Zhao Yucheng believes that for the sake of
saving foreign exchange, only Chinese refineries are more willing to import
heavy, high-sulfur crude oil. Therefore, petrochemical companies such as
Sinopec and Sinochem have been greatly affected.
China's crude oil imports increased by
14.5% in 2006 and are expected to maintain double-digit growth in 2007.
Crude oil prices are expected to rise
Saudi officials stated on the 8th that the
country will reduce crude oil production by 158,000 barrels per day starting in
February in accordance with OPEC’s second round of production reduction
agreement.
The source said that Saudi Arabia will
fully implement the production reduction agreement reached at the Abuja and
Doha conferences. The country's total daily production cuts will reach 538,000
barrels. In addition to the 158,000 barrels of production cuts that began in
February, there are also 380,000 barrels of daily production cuts that began in
November last year. After the above-mentioned production reduction decision is
implemented, Saudi Arabia's daily oil production will be about 8.5 million barrels.
Zhao Yucheng believes that Saudi Arabia’s
choice of Asia as a reduction target is likely to become a consensus among OPEC
member states.
Currently, OPEC’s decision to cut
production has been resisted by the United States and the International Energy
Agency (IEA).

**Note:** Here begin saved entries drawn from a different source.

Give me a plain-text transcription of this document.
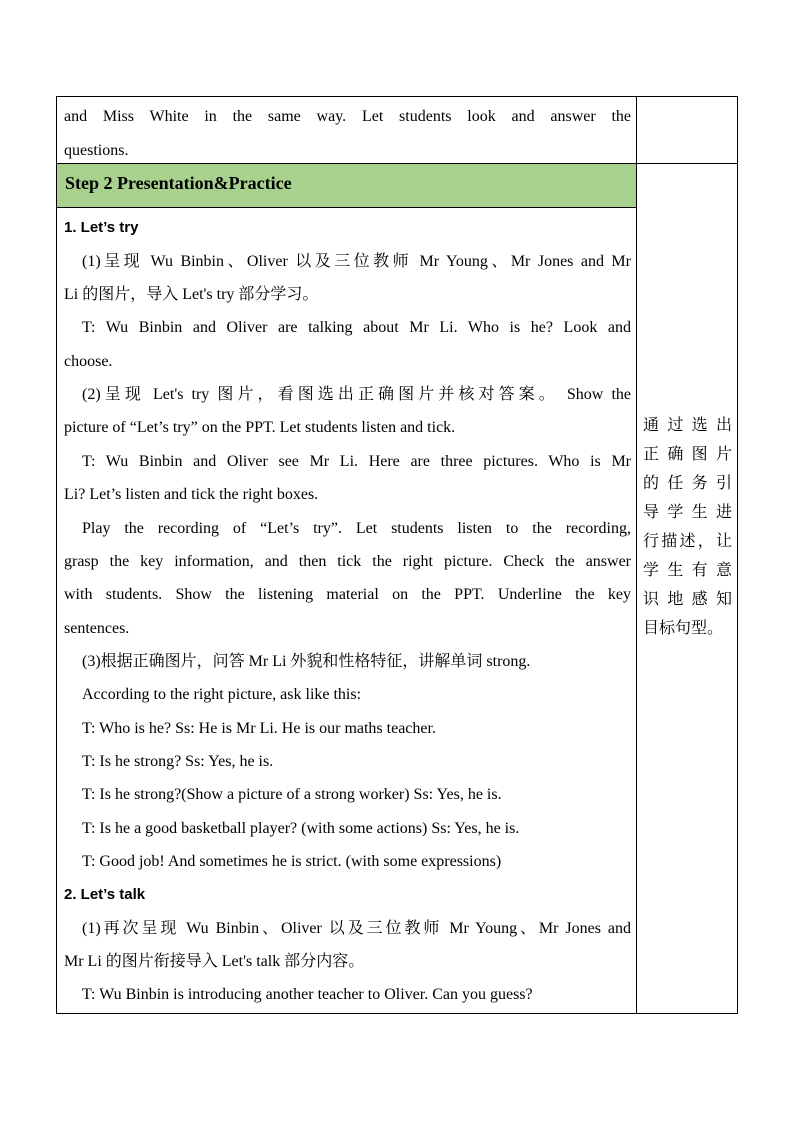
and Miss White in the same way. Let students look and answer the
questions.
Step 2 Presentation&Practice
1. Let’s try
(1)呈现 Wu Binbin、Oliver 以及三位教师 Mr Young、Mr Jones and Mr
Li 的图片，导入 Let's try 部分学习。
T: Wu Binbin and Oliver are talking about Mr Li. Who is he? Look and
choose.
(2)呈现 Let's try 图片，看图选出正确图片并核对答案。 Show the
picture of “Let’s try” on the PPT. Let students listen and tick.
T: Wu Binbin and Oliver see Mr Li. Here are three pictures. Who is Mr
Li? Let’s listen and tick the right boxes.
Play the recording of “Let’s try”. Let students listen to the recording,
grasp the key information, and then tick the right picture. Check the answer
with students. Show the listening material on the PPT. Underline the key
sentences.
(3)根据正确图片，问答 Mr Li 外貌和性格特征，讲解单词 strong.
According to the right picture, ask like this:
T: Who is he? Ss: He is Mr Li. He is our maths teacher.
T: Is he strong? Ss: Yes, he is.
T: Is he strong?(Show a picture of a strong worker) Ss: Yes, he is.
T: Is he a good basketball player? (with some actions) Ss: Yes, he is.
T: Good job! And sometimes he is strict. (with some expressions)
2. Let’s talk
(1)再次呈现 Wu Binbin、Oliver 以及三位教师 Mr Young、Mr Jones and
Mr Li 的图片衔接导入 Let's talk 部分内容。
T: Wu Binbin is introducing another teacher to Oliver. Can you guess?
通过选出
正确图片
的任务引
导学生进
行描述，让
学生有意
识地感知
目标句型。
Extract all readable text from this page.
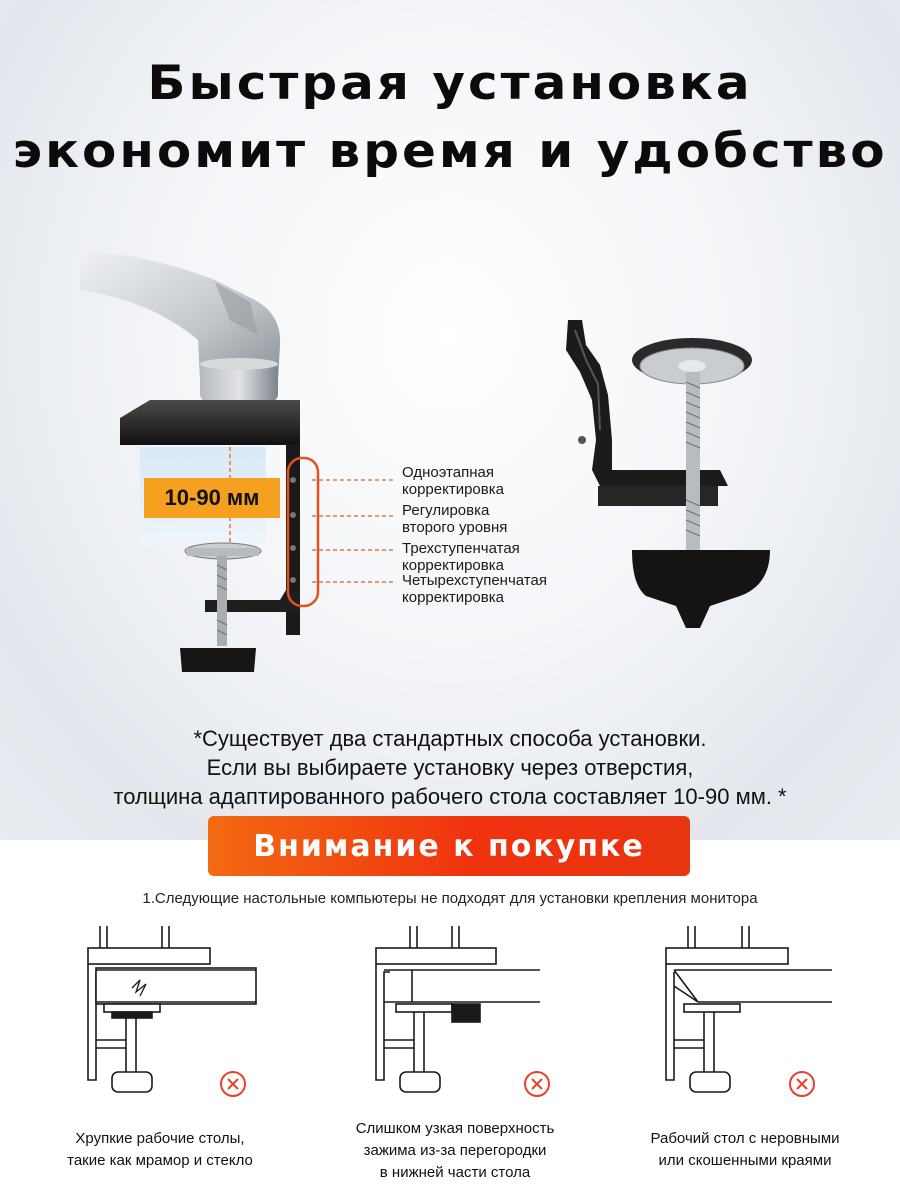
Быстрая установка
экономит время и удобство
10-90 мм
Одноэтапная
корректировка
Регулировка
второго уровня
Трехступенчатая
корректировка
Четырехступенчатая
корректировка
*Существует два стандартных способа установки.
Если вы выбираете установку через отверстия,
толщина адаптированного рабочего стола составляет 10-90 мм. *
Внимание к покупке
1.Следующие настольные компьютеры не подходят для установки крепления монитора
Хрупкие рабочие столы,
такие как мрамор и стекло
Слишком узкая поверхность
зажима из-за перегородки
в нижней части стола
Рабочий стол с неровными
или скошенными краями
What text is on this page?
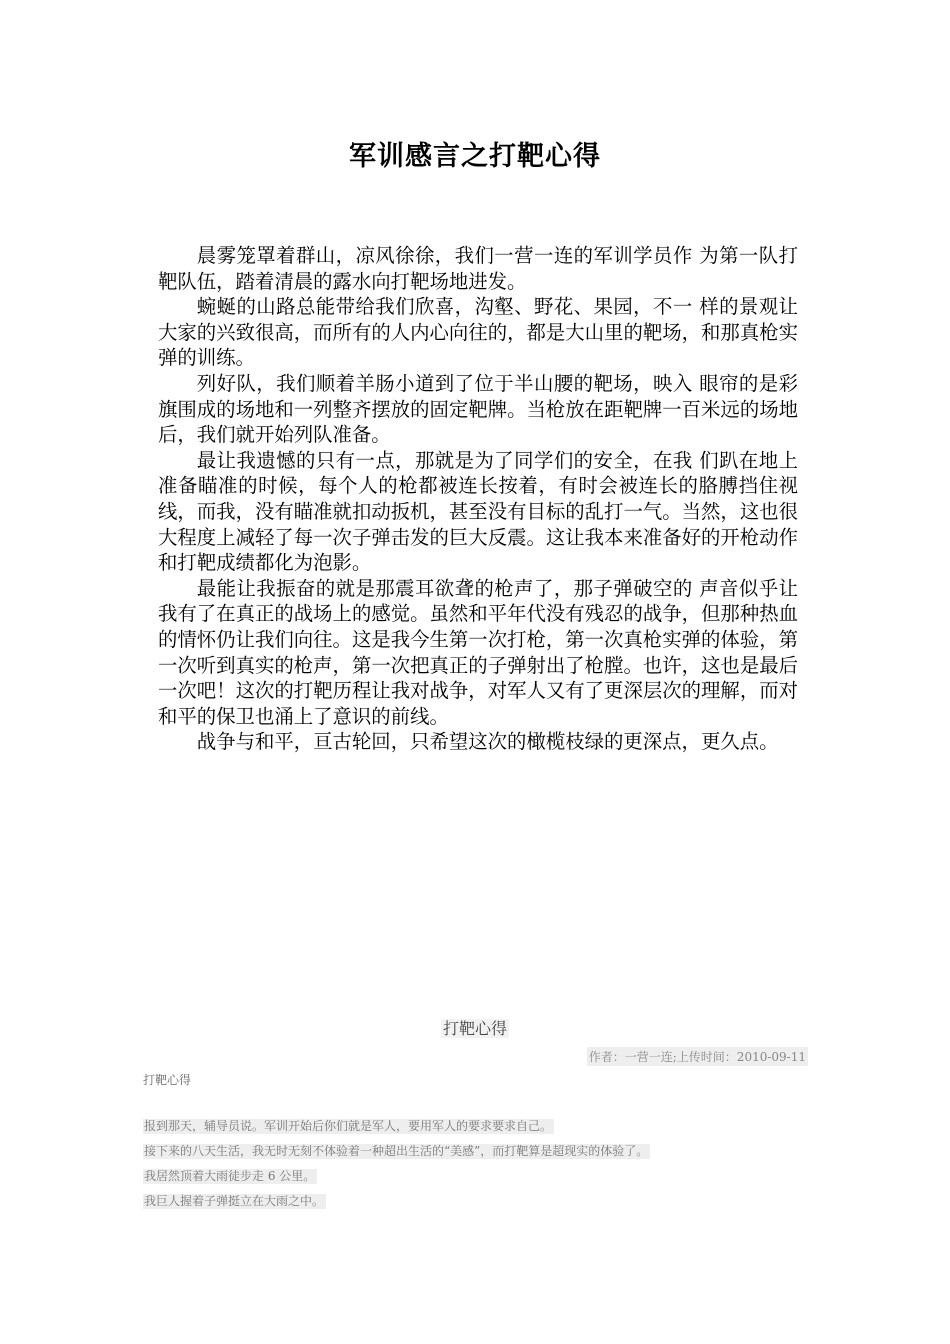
军训感言之打靶心得

晨雾笼罩着群山，凉风徐徐，我们一营一连的军训学员作 为第一队打靶队伍，踏着清晨的露水向打靶场地进发。

蜿蜒的山路总能带给我们欣喜，沟壑、野花、果园，不一 样的景观让大家的兴致很高，而所有的人内心向往的，都是大山里的靶场，和那真枪实弹的训练。

列好队，我们顺着羊肠小道到了位于半山腰的靶场，映入 眼帘的是彩旗围成的场地和一列整齐摆放的固定靶牌。当枪放在距靶牌一百米远的场地后，我们就开始列队准备。

最让我遗憾的只有一点，那就是为了同学们的安全，在我 们趴在地上准备瞄准的时候，每个人的枪都被连长按着，有时会被连长的胳膊挡住视线，而我，没有瞄准就扣动扳机，甚至没有目标的乱打一气。当然，这也很大程度上减轻了每一次子弹击发的巨大反震。这让我本来准备好的开枪动作和打靶成绩都化为泡影。

最能让我振奋的就是那震耳欲聋的枪声了，那子弹破空的 声音似乎让我有了在真正的战场上的感觉。虽然和平年代没有残忍的战争，但那种热血的情怀仍让我们向往。这是我今生第一次打枪，第一次真枪实弹的体验，第一次听到真实的枪声，第一次把真正的子弹射出了枪膛。也许，这也是最后一次吧！这次的打靶历程让我对战争，对军人又有了更深层次的理解，而对和平的保卫也涌上了意识的前线。

战争与和平，亘古轮回，只希望这次的橄榄枝绿的更深点，更久点。

打靶心得
作者：一营一连;上传时间：2010-09-11
打靶心得
报到那天，辅导员说。军训开始后你们就是军人，要用军人的要求要求自己。
接下来的八天生活，我无时无刻不体验着一种超出生活的“美感”，而打靶算是超现实的体验了。
我居然顶着大雨徒步走 6 公里。
我巨人握着子弹挺立在大雨之中。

Lawrence Eagles of the International Energy Agency said:
"The announcement of further production cuts is unwelcome, especially at a
time when oil prices are high, supply risks are heightened and the peak of the
winter heating season has begun."
"Due to the strength of the United
States and Europe, it is impossible for OPEC to reduce its supply in winter.
But China's right to speak is very limited." Zhao Yucheng said.
Saudi Arabia told U.S. buyers that it will
maintain supply at a stable level in February.
Analysts believe that compared with the
IEA, China’s strategic reserves are still weak. Only by OPEC cutting supply to
China can the market be forced to respond in a more timely manner and the oil
price rise to above $60/barrel as soon as possible.
Qiu Xiaofeng of Everbright Securities
believes that once oil prices respond, exploration-focused companies such as
PetroChina and CNOOC will benefit from it.